Che vuol dire «cambiare l’Italia» se non si dice come? Che vuol dire «cambiare verso»? Che vuol dire «svoltare»? Per andare dove? E quale ripresa? Il Presidente del Consiglio è informato che, secondo una ricerca del Censis (CENtro Studi Investimenti Sociali) diffusa l’8 giugno, nel 2016 undici milioni di italiani, due milioni in più che nel 2012, non possono permettersi di curarsi?

La seconda ragione potremmo chiamarla quasi assoluta mancanza di identità del PD.
Il PD governa con ex berlusconiani, fa patti, salvo poi romperli, con Berlusconi, prosegue politiche berlusconiane (e montiane, a cominciare da quelle, suicide, sull’università), va a braccetto con la Confindustria, mentre è in perenne conflitto con la sinistra interna e con i sindacati.

Più in generale, che partito è il PD? Non siamo così ingenui da chiederci se difenda degli ideali o se abbia un’idea di società. Abbiamo anche smesso di credere che tenga alla Costituzione e al lavoro.
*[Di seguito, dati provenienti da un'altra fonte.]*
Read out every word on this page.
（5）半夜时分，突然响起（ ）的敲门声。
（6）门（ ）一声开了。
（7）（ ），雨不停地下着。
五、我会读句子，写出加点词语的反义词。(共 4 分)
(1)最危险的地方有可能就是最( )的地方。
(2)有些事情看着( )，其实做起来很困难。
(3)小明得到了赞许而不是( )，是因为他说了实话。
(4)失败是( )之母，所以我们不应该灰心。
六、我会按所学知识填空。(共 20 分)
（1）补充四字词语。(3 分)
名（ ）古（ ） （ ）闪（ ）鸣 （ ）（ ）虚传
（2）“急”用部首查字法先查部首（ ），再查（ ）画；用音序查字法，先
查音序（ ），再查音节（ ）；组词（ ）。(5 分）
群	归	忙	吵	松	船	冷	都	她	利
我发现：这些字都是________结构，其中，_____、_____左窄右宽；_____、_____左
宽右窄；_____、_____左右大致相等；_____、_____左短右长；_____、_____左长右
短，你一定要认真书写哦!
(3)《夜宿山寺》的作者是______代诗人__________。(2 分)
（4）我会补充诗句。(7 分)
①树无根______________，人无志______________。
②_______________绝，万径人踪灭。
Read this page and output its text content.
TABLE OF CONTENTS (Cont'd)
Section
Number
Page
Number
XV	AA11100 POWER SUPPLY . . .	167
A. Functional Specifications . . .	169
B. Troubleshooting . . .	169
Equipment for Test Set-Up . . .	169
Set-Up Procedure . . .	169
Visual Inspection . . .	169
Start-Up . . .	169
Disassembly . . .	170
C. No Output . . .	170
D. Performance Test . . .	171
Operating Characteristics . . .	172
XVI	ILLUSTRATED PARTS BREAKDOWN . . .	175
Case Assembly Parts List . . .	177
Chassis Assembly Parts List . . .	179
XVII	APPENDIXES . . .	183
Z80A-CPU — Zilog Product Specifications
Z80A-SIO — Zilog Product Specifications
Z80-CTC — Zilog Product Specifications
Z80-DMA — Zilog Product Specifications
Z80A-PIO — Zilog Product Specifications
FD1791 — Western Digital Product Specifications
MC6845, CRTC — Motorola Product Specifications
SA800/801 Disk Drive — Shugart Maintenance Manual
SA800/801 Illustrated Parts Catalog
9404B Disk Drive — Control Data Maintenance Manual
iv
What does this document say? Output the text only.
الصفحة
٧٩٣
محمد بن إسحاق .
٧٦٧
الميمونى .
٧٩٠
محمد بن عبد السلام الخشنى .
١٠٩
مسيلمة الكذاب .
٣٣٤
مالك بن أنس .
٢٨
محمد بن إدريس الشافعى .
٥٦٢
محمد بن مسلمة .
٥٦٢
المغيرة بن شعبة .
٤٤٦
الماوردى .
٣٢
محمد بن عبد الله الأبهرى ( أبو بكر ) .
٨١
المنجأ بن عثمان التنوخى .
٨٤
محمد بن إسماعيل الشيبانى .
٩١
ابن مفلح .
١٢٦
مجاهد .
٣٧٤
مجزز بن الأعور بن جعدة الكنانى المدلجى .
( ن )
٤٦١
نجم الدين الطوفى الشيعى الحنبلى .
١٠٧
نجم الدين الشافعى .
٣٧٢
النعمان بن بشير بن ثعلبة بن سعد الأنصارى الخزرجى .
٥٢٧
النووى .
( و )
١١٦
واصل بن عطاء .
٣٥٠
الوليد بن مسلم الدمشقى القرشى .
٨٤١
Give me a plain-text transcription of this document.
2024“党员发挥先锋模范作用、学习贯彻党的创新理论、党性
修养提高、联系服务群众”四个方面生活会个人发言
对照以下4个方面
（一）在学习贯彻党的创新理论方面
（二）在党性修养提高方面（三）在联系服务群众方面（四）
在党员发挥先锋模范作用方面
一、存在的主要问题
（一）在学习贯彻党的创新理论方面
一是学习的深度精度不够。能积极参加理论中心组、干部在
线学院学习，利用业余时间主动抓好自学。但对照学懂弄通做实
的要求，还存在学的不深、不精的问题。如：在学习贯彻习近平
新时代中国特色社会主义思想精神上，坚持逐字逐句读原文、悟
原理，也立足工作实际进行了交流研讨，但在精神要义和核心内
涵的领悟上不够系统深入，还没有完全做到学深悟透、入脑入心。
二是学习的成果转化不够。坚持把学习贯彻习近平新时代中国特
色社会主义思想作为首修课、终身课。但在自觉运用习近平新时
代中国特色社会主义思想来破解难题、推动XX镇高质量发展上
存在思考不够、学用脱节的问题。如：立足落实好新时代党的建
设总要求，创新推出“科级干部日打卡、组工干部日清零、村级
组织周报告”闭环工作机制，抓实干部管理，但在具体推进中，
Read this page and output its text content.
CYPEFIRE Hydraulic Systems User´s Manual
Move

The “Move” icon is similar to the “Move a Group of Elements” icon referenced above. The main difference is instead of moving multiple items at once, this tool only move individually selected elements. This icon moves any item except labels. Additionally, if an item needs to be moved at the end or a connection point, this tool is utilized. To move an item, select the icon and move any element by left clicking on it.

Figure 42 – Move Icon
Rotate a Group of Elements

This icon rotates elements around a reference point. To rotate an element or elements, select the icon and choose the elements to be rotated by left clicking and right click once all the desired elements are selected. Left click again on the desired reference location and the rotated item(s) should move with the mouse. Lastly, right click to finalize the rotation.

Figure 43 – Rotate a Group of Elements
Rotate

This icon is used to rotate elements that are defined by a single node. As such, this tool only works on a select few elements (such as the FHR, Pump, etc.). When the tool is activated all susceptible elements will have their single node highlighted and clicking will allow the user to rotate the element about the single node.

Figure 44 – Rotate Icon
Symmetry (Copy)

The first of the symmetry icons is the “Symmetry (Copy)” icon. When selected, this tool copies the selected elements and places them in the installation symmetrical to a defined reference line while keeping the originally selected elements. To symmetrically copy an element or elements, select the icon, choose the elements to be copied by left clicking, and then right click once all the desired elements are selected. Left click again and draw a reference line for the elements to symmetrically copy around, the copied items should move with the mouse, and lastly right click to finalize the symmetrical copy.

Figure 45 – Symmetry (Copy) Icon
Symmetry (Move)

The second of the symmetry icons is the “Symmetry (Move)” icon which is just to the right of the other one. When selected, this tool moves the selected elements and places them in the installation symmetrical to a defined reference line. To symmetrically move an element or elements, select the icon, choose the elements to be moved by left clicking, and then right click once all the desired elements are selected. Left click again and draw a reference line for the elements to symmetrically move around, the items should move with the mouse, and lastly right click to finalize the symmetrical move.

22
Ma almeno ci piacerebbe capire quali interessi ritenga prioritari, quali fasce sociali voglia rappresentare prioritariamente: scuole e università pubbliche o private, bisognosi o eccellenti, redditi medi, bassi, bassissimi, inesistenti o capitali d’assalto, ambiente o cemento, centri o periferie, messa in sicurezza di tutto il territorio nazionale o grandi opere e grandi eventi? Invece non riesce nemmeno a dire una parola definitiva circa il ponte sullo Stretto (Alfano potrebbe improvvisamente ricordarsi da dove proviene).

Se mai fosse necessaria una riprova della mancanza di identità di un partito che non a caso non ha più la «sinistra» nel nome — figurarsi nel cuore —, sarebbe sufficiente ricordare che la disfatta non è stata una catastrofe solo perché a Milano Giuseppe Sala ha superato del 3% Stefano Parisi. Ma Sala era stato direttore generale del Comune di Milano ai tempi di Letizia Moratti. E nessuno ci ha ancora spiegato, tanto meno Sala, che cosa c’entri un uomo di destra con il PD. A meno che, appunto, il PD non sia un partito di destra, nel qual caso non sarebbe Sala a essere incoerente con la propria biografia, ma il PD a non sapere dove si trova e dove va.

Quanto al Movimento 5 stelle, aspettiamo trepidamente di capire, alla prova dei fatti di governo, quale ne sia l’identità politica, nella speranza che il multipartitismo tendenzialmente tripolare non si riduca a una lite di condominio tra destra di destra, destra di sinistra (a proposito, chissà se Sinistra Italiana respira) e destra oltre la destra e la sinistra.